The highlights of CASC-J8 were the emergence of Vampire 4.1 in the TFA division, iProver regaining its EPR crown, and Prover9Plus’ successful use of learning in the LTB division. The “lowlight” was the surprisingly large number of problems solved without solution output – 29 in the THF division (ignoring Isabelle), 71 TFA, 12 in FOF, and 4 in FNT. Solution output is required for many applications of ATP, and the requirement for solution output in CASC has helped motivate developers to implement it in their systems, e.g., between CASC-25 and CASC-J8 Beagle and Princess have had proof output added. An appropriate next step might be to motivate solution output in the standard TPTP format.
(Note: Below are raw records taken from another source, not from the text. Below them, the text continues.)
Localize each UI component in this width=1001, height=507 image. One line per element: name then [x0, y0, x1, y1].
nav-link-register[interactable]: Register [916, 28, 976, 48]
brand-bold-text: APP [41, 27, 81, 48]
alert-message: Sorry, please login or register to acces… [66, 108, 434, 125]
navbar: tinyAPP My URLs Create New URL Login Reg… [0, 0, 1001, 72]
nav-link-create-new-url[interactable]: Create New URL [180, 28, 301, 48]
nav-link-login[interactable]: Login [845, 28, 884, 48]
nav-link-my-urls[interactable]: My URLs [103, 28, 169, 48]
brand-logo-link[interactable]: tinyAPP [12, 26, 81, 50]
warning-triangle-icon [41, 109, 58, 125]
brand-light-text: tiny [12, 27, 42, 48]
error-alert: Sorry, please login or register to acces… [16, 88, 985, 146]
Over the years the numbers of problems entered into CASC have fluctuated, and the 21 systems entered into CASC-J8 is the lowest it has been since CASC-21 in 2007, when 20 systems were entered. The highest number entered in the last 10 years was 39, in CASC-J5 in 2010. These fluctuations are affected by funding, interest in classical ATP, and the nature of the host conference (CADE vs. IJCAR vs. FLoC). Another factor in the current downward trend might be the repeated domination by a few highly mature and tuned systems, making it “impossible” for newer systems to win. The organizer hopes to return to an upward swing with the introduction of new divisions, new awards for systems that demonstrate unique capabilities (even if they do not solve the most problems), and continuing to emphasize the aims of the competition beyond evaluation (see Section 1).
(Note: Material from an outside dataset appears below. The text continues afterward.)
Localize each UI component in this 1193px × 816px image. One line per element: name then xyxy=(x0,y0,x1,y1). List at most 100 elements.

While the design of CASC is mature and stable, each year’s experiences lead to ideas for changes and improvements. Some changes that are being considered for CASC-26 are:
The introduction of a TH1 [5] division, with arithmetic.
Requiring TPTP format solutions for ranking by number of solutions output.
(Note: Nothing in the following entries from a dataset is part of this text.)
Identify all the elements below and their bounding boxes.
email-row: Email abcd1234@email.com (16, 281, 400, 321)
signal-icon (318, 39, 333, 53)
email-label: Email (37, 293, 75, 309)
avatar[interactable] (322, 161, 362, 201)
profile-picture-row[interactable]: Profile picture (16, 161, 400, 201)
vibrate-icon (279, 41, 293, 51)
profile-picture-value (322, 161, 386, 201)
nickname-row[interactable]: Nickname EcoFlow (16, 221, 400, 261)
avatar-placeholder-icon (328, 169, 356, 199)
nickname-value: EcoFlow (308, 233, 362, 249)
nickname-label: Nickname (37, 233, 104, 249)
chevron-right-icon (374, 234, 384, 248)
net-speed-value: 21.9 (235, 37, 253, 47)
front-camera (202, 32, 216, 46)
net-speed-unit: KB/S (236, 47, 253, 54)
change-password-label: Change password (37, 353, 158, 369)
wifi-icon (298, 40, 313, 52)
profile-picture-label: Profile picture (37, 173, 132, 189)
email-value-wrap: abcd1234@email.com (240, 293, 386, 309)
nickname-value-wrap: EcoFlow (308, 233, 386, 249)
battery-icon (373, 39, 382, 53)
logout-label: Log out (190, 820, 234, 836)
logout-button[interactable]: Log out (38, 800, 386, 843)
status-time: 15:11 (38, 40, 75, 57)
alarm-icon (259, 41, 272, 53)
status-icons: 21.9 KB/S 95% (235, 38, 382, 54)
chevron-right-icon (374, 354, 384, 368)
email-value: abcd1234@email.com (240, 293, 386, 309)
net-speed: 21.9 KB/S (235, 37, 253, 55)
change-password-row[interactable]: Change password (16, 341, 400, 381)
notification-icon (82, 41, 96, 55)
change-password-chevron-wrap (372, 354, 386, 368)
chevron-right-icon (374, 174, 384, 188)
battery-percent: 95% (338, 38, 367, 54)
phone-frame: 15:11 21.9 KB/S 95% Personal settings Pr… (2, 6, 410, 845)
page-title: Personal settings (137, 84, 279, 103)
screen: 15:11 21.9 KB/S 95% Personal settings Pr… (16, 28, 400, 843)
Awarding a trophy for best wall clock efficiency in the FOF and FNT divisions, thus encouraging use of the multiple cores.
Placing the previous year’s winners into the demonstration division, to ensure that one of the new systems wins.
As always, the ongoing success and utility of CASC depends on ongoing contributions of problems to the TPTP. The automated reasoning community is encouraged to continue making contributions of all types of problems.